Ob es Livestyle ist, dass bleibt dir überlassen. Fakt ist aber dass es semiprofessionelle Hardware erschwinglich macht und bei etwas Planung sehr gut und sehr lange betrieben werden kann.

Unabhänig davon hat Raijin alle Möglichkeiten aufgezählt. Nun ist es die Entscheidung des TE, was er nimmt.

gruß
 
Ich habe jüngst in einem befreundeten Hotel 3 FritzRepeater durch 2 UAP AC Pro ersetzt, die an derselben Position sind wie zuvor die Fritzen. Den AP im EG konnte ich weglassen, weil das EG vom UG bzw OG vollkommen ausreichend ausgeleuchtet wird. Das Signal ist deutlich stärker, reicht jetzt sogar fast 50m Luftlinie die Straße runter wobei das auch etwas an der Hanglage liegt. Dennoch, die Fritzen habe ich an der Bushaltestellen nicht mehr "gesehen". Daher hab ich sogar die Sendeleistung etwas runtergedreht.

Ja, die max. Sendeleistung ist auch bei Ubiquiti limitiert und sie können nicht zaubern. Daher hätten auch viele andere APs ähnliche Ergebnisse erzielt. Aber gerade in Bezug auf die FritzRepeater und ähnliche Geräte spielen sie einfach in einer anderen Liga - wie gesagt, so wie andere hochwertigere APs auch. Die Sendeleistung ist ja nur ein Parameter. Ein weiterer Aspekt sind nun mal die Antennen und deren Ausrichtung, etc.

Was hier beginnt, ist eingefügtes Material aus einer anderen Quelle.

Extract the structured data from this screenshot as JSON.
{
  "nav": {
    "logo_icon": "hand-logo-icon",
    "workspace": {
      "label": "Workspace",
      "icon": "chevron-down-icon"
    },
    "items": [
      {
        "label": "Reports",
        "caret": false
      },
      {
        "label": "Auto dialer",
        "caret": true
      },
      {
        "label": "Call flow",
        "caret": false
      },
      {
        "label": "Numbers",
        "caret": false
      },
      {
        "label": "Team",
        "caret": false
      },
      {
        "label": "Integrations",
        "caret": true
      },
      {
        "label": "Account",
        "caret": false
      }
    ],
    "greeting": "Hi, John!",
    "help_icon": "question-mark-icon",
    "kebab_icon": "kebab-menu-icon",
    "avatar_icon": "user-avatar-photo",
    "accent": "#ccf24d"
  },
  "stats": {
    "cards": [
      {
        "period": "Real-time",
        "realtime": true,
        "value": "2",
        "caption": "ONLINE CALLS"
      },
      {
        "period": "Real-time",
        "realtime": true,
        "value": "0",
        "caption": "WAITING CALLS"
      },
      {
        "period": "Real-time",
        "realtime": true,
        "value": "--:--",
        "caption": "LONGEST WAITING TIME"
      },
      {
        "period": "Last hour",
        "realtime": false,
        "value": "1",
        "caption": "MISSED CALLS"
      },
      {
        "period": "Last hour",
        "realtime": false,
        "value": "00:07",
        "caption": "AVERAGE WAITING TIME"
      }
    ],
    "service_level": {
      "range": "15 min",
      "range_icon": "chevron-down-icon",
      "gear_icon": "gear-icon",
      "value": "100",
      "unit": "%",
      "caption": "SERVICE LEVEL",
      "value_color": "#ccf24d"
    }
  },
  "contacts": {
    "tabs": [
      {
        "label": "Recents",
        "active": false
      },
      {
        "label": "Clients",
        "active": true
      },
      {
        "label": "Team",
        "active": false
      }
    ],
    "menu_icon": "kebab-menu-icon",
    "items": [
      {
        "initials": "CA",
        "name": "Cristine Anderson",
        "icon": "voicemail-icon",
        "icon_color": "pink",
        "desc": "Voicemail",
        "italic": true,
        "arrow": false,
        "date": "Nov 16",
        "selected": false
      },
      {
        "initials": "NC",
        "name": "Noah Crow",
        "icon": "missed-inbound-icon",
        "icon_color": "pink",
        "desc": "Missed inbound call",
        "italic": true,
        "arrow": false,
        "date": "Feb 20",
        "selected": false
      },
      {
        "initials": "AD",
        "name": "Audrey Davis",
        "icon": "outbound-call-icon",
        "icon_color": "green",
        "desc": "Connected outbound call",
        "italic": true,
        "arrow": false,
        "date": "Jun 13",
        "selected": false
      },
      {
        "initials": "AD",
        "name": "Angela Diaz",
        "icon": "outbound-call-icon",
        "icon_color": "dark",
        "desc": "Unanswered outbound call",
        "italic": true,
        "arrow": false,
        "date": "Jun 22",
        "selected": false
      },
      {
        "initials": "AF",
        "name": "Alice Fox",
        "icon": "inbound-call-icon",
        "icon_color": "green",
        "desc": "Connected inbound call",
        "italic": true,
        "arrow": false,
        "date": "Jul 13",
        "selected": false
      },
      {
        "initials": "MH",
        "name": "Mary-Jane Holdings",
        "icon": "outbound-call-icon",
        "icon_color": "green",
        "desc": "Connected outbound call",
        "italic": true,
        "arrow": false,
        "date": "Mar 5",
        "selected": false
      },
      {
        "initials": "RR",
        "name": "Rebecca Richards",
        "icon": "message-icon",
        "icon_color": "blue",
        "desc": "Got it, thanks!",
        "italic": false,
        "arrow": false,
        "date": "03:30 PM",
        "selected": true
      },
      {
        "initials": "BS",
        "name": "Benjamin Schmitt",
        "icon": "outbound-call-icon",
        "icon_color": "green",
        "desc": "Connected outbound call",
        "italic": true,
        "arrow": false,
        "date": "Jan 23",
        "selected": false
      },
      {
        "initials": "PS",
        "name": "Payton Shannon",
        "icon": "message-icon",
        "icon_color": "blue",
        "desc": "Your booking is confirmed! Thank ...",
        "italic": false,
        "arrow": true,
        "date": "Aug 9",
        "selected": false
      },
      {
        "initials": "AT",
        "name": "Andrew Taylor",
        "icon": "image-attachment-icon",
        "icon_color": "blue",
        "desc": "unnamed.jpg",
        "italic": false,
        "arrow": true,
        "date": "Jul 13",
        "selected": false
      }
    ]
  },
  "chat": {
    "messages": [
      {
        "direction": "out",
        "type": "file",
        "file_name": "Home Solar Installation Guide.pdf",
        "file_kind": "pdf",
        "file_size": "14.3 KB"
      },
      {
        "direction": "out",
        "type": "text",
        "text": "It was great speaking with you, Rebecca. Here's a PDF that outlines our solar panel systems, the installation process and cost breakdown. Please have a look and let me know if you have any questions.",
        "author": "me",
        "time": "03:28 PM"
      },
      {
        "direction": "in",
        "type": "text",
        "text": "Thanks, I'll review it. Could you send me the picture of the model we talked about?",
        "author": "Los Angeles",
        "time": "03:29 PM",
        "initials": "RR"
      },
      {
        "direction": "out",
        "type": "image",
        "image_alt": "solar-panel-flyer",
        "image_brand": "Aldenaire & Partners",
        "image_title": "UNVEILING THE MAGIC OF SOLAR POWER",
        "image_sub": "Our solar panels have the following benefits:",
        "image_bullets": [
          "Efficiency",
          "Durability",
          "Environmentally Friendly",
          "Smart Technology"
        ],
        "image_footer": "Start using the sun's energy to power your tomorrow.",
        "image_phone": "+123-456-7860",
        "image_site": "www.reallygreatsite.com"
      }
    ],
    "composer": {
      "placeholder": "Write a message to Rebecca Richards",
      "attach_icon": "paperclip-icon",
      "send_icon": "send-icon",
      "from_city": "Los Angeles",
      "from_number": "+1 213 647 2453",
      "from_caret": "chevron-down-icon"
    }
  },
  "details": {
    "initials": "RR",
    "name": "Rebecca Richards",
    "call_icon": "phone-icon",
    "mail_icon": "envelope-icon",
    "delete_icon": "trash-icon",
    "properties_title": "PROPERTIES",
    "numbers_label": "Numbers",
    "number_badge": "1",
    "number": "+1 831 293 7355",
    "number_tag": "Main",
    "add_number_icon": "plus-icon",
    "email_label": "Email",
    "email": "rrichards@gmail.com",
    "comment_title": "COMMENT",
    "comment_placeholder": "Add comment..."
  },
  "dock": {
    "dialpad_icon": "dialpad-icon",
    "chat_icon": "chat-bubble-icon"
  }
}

Wie dem auch sei. Je nach Budget und Schnitt der Wohnungen bzw je nach favorisierter Variante, könnte man zB im LowCost-Bereich auch den Klassiker von TP-Link nehmen, den TL-WR841 für freche 20€. Für eine Ferienwohnung vermutlich locker ausreichend - zur Not 2 pro Wohnung.... Letztendlich bietet man ja nur WLAN für Smartphone, Tablet und Co an und keine HighSpeed Downloadstation.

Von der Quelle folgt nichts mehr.